Pemerintah Kaji Aturan Mudik, Salah Satunya Menaikkan Harga Tiket
ASKARA - Pemerintah sedang mengkaji kebijakan ketat bagi masyarakat yang tetap melaksanakan mudik, salah satunya dengan mengurangi kapasitas penumpang, kendaraan umum maupun kendaraan pribadi. Termasuk menaikkan harga tiket angkutan umum.
Saat ini, Kementerian Perhubungan, Kementerian Koordinator Bidang Kemaritiman dan Investasi, Kementerian PUPR, Kepolisian, dan lembaga lainnya sedang mengerjakan buku panduan yang akan menjadi standar operasional prosedur (SOP) untuk implementasi langkah-langkah tersebut. Audiensi publik akan digelar sebelum Buku Panduan diluncurkan.
"Transportasi umum dan pribadi diperlukan untuk mengimplementasikan jaga jarak fisik. Seperti untuk kendaraan umum, menaikkan harga tiket angkutan umum. Misalnya, bus berkapasitas 50 hanya dapat menampung 25 orang, itu harga tiketnya dinaikkan," kata Deputi Bidang Koordinasi Infrastruktur dan Transportasi Kemenko Maritim dan Investasi, Ridwan Djamaluddin, Minggu (5/4).
Dikatakan Ridwan, untuk kendaraan pribadi seperti sepeda motor tidak dapat membawa penumpang, sedangkan untuk mobil pribadi harus mengangkut maksimal setengah dari kapasitas penumpangnya.
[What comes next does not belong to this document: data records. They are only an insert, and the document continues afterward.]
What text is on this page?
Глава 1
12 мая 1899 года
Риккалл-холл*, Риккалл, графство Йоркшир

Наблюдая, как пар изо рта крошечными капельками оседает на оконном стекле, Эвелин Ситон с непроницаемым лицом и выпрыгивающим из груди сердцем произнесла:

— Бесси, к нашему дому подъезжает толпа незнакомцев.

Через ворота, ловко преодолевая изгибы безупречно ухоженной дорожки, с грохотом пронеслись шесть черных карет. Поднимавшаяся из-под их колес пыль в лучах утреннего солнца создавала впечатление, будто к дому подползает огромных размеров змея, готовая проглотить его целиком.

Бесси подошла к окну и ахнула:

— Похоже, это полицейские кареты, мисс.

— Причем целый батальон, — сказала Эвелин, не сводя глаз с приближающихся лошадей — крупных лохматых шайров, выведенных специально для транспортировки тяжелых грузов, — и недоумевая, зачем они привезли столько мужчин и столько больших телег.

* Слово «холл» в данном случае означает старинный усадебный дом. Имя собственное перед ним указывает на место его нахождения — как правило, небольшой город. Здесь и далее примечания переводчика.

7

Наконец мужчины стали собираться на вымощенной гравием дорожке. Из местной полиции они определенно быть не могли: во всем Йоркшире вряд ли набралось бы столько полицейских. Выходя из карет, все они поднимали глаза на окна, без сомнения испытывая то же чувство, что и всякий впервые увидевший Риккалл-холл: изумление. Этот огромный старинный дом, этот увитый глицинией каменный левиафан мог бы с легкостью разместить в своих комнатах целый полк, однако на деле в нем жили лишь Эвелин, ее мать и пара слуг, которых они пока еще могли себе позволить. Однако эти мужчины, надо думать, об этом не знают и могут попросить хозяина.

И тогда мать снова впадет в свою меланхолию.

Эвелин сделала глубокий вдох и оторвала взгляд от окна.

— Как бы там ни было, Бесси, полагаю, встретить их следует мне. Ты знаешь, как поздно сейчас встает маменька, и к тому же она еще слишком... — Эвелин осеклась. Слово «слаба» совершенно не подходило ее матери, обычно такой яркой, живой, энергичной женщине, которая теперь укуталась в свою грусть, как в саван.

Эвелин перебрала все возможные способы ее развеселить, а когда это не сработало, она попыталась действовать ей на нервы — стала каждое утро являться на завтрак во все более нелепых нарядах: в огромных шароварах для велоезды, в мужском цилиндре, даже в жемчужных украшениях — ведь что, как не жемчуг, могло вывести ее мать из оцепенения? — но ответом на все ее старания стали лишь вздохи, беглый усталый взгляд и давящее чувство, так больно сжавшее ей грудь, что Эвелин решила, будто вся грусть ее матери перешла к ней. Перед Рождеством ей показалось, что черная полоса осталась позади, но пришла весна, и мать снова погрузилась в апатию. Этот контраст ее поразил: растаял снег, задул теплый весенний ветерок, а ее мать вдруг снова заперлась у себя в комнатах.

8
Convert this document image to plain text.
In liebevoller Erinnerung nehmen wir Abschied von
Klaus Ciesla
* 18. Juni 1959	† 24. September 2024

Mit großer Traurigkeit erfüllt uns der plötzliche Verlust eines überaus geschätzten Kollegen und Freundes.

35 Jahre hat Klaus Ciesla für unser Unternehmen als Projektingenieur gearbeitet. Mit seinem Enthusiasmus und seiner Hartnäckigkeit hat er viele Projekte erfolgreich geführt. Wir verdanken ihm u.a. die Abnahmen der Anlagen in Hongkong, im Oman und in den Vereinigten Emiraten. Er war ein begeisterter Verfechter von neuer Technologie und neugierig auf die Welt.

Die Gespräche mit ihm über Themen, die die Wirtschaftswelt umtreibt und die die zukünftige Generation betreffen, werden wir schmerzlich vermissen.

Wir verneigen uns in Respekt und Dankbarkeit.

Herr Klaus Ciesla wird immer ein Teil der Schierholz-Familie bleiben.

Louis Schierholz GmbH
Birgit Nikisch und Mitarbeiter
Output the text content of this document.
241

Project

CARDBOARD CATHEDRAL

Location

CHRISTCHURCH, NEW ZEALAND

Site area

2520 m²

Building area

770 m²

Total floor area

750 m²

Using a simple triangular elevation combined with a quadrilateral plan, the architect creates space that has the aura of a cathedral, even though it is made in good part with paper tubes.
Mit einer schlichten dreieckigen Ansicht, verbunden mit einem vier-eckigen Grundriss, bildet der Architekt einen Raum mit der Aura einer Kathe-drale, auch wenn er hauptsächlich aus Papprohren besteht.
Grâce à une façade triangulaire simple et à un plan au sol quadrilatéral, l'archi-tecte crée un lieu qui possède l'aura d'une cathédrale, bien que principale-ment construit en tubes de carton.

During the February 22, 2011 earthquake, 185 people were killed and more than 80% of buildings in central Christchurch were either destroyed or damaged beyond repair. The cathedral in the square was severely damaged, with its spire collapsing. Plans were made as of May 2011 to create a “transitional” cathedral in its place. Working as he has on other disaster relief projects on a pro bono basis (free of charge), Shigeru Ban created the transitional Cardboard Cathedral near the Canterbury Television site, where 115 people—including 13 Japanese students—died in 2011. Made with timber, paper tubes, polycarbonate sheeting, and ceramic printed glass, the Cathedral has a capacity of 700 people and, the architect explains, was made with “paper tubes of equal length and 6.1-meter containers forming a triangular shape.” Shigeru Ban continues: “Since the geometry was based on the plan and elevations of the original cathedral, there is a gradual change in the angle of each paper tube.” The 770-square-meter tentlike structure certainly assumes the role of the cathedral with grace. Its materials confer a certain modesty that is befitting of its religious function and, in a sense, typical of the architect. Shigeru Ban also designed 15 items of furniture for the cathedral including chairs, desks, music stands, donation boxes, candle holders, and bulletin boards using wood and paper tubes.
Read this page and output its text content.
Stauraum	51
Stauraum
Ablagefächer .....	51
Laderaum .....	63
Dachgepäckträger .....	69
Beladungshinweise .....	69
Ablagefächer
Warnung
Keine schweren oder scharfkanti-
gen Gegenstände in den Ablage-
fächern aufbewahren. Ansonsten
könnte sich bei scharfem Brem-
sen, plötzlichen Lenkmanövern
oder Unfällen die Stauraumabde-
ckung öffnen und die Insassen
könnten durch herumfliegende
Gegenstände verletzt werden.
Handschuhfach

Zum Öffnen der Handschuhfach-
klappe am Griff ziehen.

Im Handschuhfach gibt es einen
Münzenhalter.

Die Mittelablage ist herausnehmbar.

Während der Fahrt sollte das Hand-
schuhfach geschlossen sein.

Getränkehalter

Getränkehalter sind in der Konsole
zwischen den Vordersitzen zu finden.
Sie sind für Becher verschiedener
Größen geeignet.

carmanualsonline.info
"Semua tindakan ini akan diberlakukan secara ketat oleh polisi lalu lintas dan Kementerian Perhubungan," ujarnya.
Selain itu, pemudik diharuskan melakukan isolasi mandiri selama 14 hari setelah kedatangan di kota kelahirannya, dan 14 hari setelah kembali ke Jakarta atau kota lain tempat mereka kembali.
Dengan ini, pemerintah daerah diwajibkan untuk mendirikan fasilitas kesehatan yang dibutuhkan.
"Dengan langkah-langkah ini, jumlah orang yang kembali ke kampung halaman mereka tahun ini diperkirakan rendah," jelasnya.
Rencananya, kebijakan ini akan mulai diterapkan selama dua bulan ke depan, dan berakhir sampai waktu yang akan ditentukan kembali.
"Langkah-langkah dan peraturan yang berlaku akan berlaku selama 2 (dua) bulan, sampai akhir wabah dan akan ditinjau secara teratur," pungkasnya.
Untuk diketahui, Pemerintah mengimbau agar tidak melakukan mudik tahunan ke kota kelahirannya (mudik) dan Aparatur Sipil Negara serta karyawan perusahaan milik negara dan keluarga.
Pemerintah juga telah menyiapkan insentif ekonomi bagi orang-orang yang memilih untuk tidak kembali ke kampung halaman mereka, di mana mereka yang tidak mudik yang akan menerima insentif.